Sunday, October 28, 2012

Brussel Sprouts with Clementines and Pecans AND a Balsamic Reduction

I recently made some awesome Brussel sprouts, and I can't not share my recipe with the world. These babies accompanied a rosemary and garlic rubbed pork tenderloin (yes, it was amazing). Yum in my tum. AND they were right off of the stalk. If you've never seen a Brussel sprout stalk before (I hadn't until Trader Joe's, bless their souls), it sort of looks like a jingle bells stick. Except green, edible, and a lot heavier. I also happened to have tons of little clementines, and thought, "HEY why not brighten up some sprouts with these citrus delights and see what magic happens?"

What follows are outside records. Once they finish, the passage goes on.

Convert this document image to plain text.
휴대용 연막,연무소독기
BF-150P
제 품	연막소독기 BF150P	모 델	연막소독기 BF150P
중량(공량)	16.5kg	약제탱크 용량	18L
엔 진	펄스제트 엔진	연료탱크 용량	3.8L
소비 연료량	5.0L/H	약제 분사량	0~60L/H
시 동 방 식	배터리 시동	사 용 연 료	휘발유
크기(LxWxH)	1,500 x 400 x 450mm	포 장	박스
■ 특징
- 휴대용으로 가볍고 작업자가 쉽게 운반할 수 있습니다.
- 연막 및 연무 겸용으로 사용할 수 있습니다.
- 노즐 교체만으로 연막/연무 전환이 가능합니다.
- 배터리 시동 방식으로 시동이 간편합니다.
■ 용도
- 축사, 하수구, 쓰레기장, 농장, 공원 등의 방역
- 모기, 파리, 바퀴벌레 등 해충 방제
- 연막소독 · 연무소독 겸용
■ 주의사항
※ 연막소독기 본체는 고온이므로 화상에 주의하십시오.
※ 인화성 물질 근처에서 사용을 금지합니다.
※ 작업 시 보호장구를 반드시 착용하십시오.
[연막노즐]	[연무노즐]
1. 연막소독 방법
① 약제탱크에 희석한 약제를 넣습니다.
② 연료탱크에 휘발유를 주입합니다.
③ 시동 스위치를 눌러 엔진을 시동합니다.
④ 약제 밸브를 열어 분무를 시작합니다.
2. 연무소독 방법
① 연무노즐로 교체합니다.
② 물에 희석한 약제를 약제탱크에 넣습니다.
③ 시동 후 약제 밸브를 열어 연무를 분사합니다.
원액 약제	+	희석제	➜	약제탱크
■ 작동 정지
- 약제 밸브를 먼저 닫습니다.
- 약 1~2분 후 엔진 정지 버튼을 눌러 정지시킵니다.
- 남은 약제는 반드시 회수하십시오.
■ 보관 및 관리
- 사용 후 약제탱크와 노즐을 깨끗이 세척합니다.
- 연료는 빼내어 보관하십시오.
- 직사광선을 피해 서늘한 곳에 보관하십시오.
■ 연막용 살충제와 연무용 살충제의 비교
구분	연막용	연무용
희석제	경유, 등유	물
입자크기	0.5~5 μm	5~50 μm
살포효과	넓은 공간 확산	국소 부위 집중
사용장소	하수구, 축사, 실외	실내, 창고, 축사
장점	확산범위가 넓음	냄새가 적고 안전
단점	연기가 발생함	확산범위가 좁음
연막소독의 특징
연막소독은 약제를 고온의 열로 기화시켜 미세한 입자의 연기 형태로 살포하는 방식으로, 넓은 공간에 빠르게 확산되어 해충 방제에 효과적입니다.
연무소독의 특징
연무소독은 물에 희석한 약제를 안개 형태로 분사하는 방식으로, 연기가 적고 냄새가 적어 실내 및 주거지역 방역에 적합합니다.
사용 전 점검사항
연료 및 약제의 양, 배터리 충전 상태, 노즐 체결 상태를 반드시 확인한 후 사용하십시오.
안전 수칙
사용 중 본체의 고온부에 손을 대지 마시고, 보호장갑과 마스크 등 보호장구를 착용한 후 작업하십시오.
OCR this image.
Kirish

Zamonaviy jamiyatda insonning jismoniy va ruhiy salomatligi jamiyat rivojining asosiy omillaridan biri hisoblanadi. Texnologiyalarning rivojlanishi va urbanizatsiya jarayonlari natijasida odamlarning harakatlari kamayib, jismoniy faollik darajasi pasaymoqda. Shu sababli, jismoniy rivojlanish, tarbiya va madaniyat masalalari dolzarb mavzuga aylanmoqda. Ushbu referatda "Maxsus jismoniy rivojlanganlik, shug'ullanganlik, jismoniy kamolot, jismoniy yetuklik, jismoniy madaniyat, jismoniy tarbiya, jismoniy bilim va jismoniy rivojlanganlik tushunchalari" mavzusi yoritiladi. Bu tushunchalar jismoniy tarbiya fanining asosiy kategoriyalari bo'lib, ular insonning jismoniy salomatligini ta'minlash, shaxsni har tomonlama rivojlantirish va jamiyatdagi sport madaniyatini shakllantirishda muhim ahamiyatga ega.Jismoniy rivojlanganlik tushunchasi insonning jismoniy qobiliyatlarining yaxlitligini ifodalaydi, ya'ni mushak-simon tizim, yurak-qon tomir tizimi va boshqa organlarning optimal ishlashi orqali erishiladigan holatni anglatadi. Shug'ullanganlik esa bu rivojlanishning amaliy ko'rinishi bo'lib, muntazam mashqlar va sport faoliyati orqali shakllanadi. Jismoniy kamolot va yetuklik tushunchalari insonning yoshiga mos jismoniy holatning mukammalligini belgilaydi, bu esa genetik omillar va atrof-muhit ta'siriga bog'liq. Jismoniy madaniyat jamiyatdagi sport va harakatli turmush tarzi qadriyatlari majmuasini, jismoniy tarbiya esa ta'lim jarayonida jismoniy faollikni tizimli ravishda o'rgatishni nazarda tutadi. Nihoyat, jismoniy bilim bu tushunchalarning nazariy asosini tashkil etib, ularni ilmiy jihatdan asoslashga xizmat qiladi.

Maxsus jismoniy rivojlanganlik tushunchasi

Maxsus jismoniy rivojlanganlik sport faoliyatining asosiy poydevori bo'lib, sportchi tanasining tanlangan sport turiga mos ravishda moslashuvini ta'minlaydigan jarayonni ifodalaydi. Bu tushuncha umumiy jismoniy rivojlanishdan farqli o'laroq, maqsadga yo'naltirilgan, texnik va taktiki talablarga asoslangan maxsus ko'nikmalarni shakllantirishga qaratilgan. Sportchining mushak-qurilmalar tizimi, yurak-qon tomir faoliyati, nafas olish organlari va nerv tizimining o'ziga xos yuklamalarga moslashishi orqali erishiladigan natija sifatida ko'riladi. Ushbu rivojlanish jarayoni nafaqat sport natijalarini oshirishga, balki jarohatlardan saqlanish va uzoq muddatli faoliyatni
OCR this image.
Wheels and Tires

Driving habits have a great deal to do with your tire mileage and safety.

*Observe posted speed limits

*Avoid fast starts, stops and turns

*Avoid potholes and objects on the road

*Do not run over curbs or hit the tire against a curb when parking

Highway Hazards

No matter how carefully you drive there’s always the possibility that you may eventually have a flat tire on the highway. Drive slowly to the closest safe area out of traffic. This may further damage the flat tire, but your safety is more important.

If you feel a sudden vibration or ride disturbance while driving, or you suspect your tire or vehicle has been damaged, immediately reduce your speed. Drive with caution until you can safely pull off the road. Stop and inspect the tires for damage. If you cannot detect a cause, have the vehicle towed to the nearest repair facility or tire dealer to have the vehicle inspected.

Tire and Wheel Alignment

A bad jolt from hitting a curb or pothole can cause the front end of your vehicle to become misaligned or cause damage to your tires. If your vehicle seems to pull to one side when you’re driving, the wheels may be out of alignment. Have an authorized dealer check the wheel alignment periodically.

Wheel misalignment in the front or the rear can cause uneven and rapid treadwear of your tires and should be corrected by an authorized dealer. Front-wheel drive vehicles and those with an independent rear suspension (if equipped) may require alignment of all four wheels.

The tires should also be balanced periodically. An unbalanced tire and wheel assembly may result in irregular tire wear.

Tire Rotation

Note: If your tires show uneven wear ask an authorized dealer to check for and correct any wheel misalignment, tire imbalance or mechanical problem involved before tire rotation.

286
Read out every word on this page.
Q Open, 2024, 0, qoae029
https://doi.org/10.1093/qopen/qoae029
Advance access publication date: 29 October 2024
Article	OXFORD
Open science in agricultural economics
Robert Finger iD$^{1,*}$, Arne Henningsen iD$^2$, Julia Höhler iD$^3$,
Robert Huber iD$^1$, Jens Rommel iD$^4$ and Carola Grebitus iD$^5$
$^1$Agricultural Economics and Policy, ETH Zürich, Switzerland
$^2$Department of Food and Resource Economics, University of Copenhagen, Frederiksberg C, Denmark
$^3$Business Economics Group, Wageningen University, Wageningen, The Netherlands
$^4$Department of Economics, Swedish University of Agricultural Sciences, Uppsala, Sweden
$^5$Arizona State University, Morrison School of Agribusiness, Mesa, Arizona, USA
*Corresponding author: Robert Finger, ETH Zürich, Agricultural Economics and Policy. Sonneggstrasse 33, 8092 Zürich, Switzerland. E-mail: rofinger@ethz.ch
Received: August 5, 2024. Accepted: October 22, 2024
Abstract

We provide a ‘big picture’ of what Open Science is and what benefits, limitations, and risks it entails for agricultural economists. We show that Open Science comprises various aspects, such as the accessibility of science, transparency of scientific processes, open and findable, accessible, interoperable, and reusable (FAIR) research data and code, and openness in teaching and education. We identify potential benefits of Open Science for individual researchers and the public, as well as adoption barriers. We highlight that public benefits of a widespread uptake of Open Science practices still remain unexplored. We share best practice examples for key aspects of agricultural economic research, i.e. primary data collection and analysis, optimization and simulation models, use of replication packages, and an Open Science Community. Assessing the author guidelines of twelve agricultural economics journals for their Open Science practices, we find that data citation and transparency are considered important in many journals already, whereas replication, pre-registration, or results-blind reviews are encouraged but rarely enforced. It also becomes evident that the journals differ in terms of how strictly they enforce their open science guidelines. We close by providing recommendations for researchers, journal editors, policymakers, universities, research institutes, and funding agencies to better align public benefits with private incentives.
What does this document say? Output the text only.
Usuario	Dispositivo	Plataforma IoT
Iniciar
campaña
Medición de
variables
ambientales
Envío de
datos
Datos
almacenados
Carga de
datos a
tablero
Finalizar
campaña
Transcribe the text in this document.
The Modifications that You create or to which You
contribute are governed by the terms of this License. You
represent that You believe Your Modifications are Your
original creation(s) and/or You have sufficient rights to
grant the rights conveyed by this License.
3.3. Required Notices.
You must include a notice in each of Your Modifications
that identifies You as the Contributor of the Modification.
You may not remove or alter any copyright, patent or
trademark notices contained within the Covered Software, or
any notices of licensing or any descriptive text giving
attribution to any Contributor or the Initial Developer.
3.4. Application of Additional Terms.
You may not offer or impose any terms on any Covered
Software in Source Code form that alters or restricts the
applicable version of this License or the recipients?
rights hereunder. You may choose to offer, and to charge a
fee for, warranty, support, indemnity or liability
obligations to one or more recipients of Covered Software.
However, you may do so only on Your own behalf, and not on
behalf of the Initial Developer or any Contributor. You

The Art of Cooking - with TealTheRealDeal

THE PLAYERS

4 cups quartered sprouts (about half a stalk)
3 or so clementines, coarsely chopped, de-pitted, and (time for the pithy jokes...) piths removed
a handful or however many you want of pecans, toasted, please
1 1/4 cups balsamic vinegar
some olive oil
S&P

IN DA CLUB

Rinse the sprouts and plop them into a large pan, around medium heat, with about 2 tablespoons of olive oil. Let those puppies get nice and tan. Add a little salt and pepper just to get crazy...and because either Alton Brown or Lynne Rosetto Kasper said salt brings out the flavors of the veg.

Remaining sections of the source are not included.